On 05/30/2023, Sigma users hosted on AWS experienced Timeouts on our APIs and high query latency due to connection indexing DB Utilization.

We noticed that all queries for Organizations within AWS were significantly slower resulting in a degraded performance in Sigma, with some operations on the site taking several seconds.

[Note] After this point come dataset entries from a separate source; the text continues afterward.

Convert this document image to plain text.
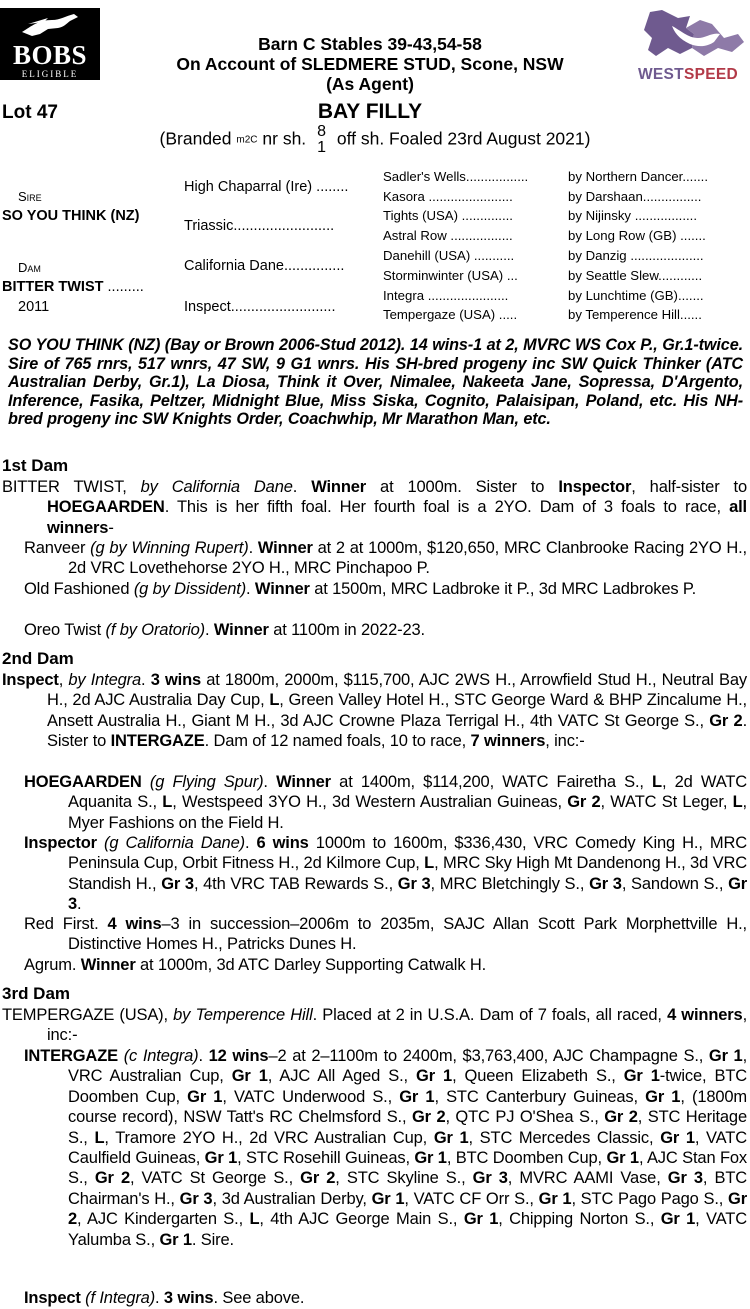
BOBS
ELIGIBLE
Barn C Stables 39-43,54-58
On Account of SLEDMERE STUD, Scone, NSW
(As Agent)	WESTSPEED
Lot 47	BAY FILLY
(Branded m2C nr sh. 8
1 off sh. Foaled 23rd August 2021)
Sire
SO YOU THINK (NZ)
Dam
BITTER TWIST .........
2011
High Chaparral (Ire) ........
Triassic.........................
California Dane...............
Inspect..........................
Sadler's Wells.................
Kasora .......................
Tights (USA) ..............
Astral Row .................
Danehill (USA) ...........
Storminwinter (USA) ...
Integra ......................
Tempergaze (USA) .....
by Northern Dancer.......
by Darshaan................
by Nijinsky .................
by Long Row (GB) .......
by Danzig ....................
by Seattle Slew............
by Lunchtime (GB).......
by Temperence Hill......
SO YOU THINK (NZ) (Bay or Brown 2006-Stud 2012). 14 wins-1 at 2, MVRC WS Cox P., Gr.1-twice. Sire of 765 rnrs, 517 wnrs, 47 SW, 9 G1 wnrs. His SH-bred progeny inc SW Quick Thinker (ATC Australian Derby, Gr.1), La Diosa, Think it Over, Nimalee, Nakeeta Jane, Sopressa, D'Argento, Inference, Fasika, Peltzer, Midnight Blue, Miss Siska, Cognito, Palaisipan, Poland, etc. His NH-bred progeny inc SW Knights Order, Coachwhip, Mr Marathon Man, etc.
1st Dam
BITTER TWIST, by California Dane. Winner at 1000m. Sister to Inspector, half-sister to HOEGAARDEN. This is her fifth foal. Her fourth foal is a 2YO. Dam of 3 foals to race, all winners-
Ranveer (g by Winning Rupert). Winner at 2 at 1000m, $120,650, MRC Clanbrooke Racing 2YO H., 2d VRC Lovethehorse 2YO H., MRC Pinchapoo P.
Old Fashioned (g by Dissident). Winner at 1500m, MRC Ladbroke it P., 3d MRC Ladbrokes P.
Oreo Twist (f by Oratorio). Winner at 1100m in 2022-23.
2nd Dam
Inspect, by Integra. 3 wins at 1800m, 2000m, $115,700, AJC 2WS H., Arrowfield Stud H., Neutral Bay H., 2d AJC Australia Day Cup, L, Green Valley Hotel H., STC George Ward & BHP Zincalume H., Ansett Australia H., Giant M H., 3d AJC Crowne Plaza Terrigal H., 4th VATC St George S., Gr 2. Sister to INTERGAZE. Dam of 12 named foals, 10 to race, 7 winners, inc:-
HOEGAARDEN (g Flying Spur). Winner at 1400m, $114,200, WATC Fairetha S., L, 2d WATC Aquanita S., L, Westspeed 3YO H., 3d Western Australian Guineas, Gr 2, WATC St Leger, L, Myer Fashions on the Field H.
Inspector (g California Dane). 6 wins 1000m to 1600m, $336,430, VRC Comedy King H., MRC Peninsula Cup, Orbit Fitness H., 2d Kilmore Cup, L, MRC Sky High Mt Dandenong H., 3d VRC Standish H., Gr 3, 4th VRC TAB Rewards S., Gr 3, MRC Bletchingly S., Gr 3, Sandown S., Gr 3.
Red First. 4 wins–3 in succession–2006m to 2035m, SAJC Allan Scott Park Morphettville H., Distinctive Homes H., Patricks Dunes H.
Agrum. Winner at 1000m, 3d ATC Darley Supporting Catwalk H.
3rd Dam
TEMPERGAZE (USA), by Temperence Hill. Placed at 2 in U.S.A. Dam of 7 foals, all raced, 4 winners, inc:-
INTERGAZE (c Integra). 12 wins–2 at 2–1100m to 2400m, $3,763,400, AJC Champagne S., Gr 1, VRC Australian Cup, Gr 1, AJC All Aged S., Gr 1, Queen Elizabeth S., Gr 1-twice, BTC Doomben Cup, Gr 1, VATC Underwood S., Gr 1, STC Canterbury Guineas, Gr 1, (1800m course record), NSW Tatt's RC Chelmsford S., Gr 2, QTC PJ O'Shea S., Gr 2, STC Heritage S., L, Tramore 2YO H., 2d VRC Australian Cup, Gr 1, STC Mercedes Classic, Gr 1, VATC Caulfield Guineas, Gr 1, STC Rosehill Guineas, Gr 1, BTC Doomben Cup, Gr 1, AJC Stan Fox S., Gr 2, VATC St George S., Gr 2, STC Skyline S., Gr 3, MVRC AAMI Vase, Gr 3, BTC Chairman's H., Gr 3, 3d Australian Derby, Gr 1, VATC CF Orr S., Gr 1, STC Pago Pago S., Gr 2, AJC Kindergarten S., L, 4th AJC George Main S., Gr 1, Chipping Norton S., Gr 1, VATC Yalumba S., Gr 1. Sire.
Inspect (f Integra). 3 wins. See above.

Incident Start Time 05/30/2023 4:20 UTC
Incident End Time 06/02/2023 6:35 UTC

Root Cause

Further investigation found the culprit to be the connection indexing tasks. The queries associated with connection indexing saturated the DB in terms of write throughput, which was causing all other queries to be slow.
Typically, these connection indexing tasks are completed before business hours. However, as these tasks were taking longer to complete, the run times for these tasks overlapped with other queries from Customers related to day to day business operations resulting in DB saturation and degraded performance due to high query latency.

Mitigations and Fixes

  • Connection indexing was disabled during the day. It fixed slow/failed workbook loads, API call timeouts, and exports failing, with the tradeoff that newly created connections were slow to navigate and existing connections needed to have their databases/schemas/tables manually synced if changes are made to those in the warehouse.

  • Upgraded DB Instance helped improve throughput and latency.

Timeline for Fixes

[Done] Upgraded DB Instance.
[Done] Improved monitoring for DB Utilization and trends.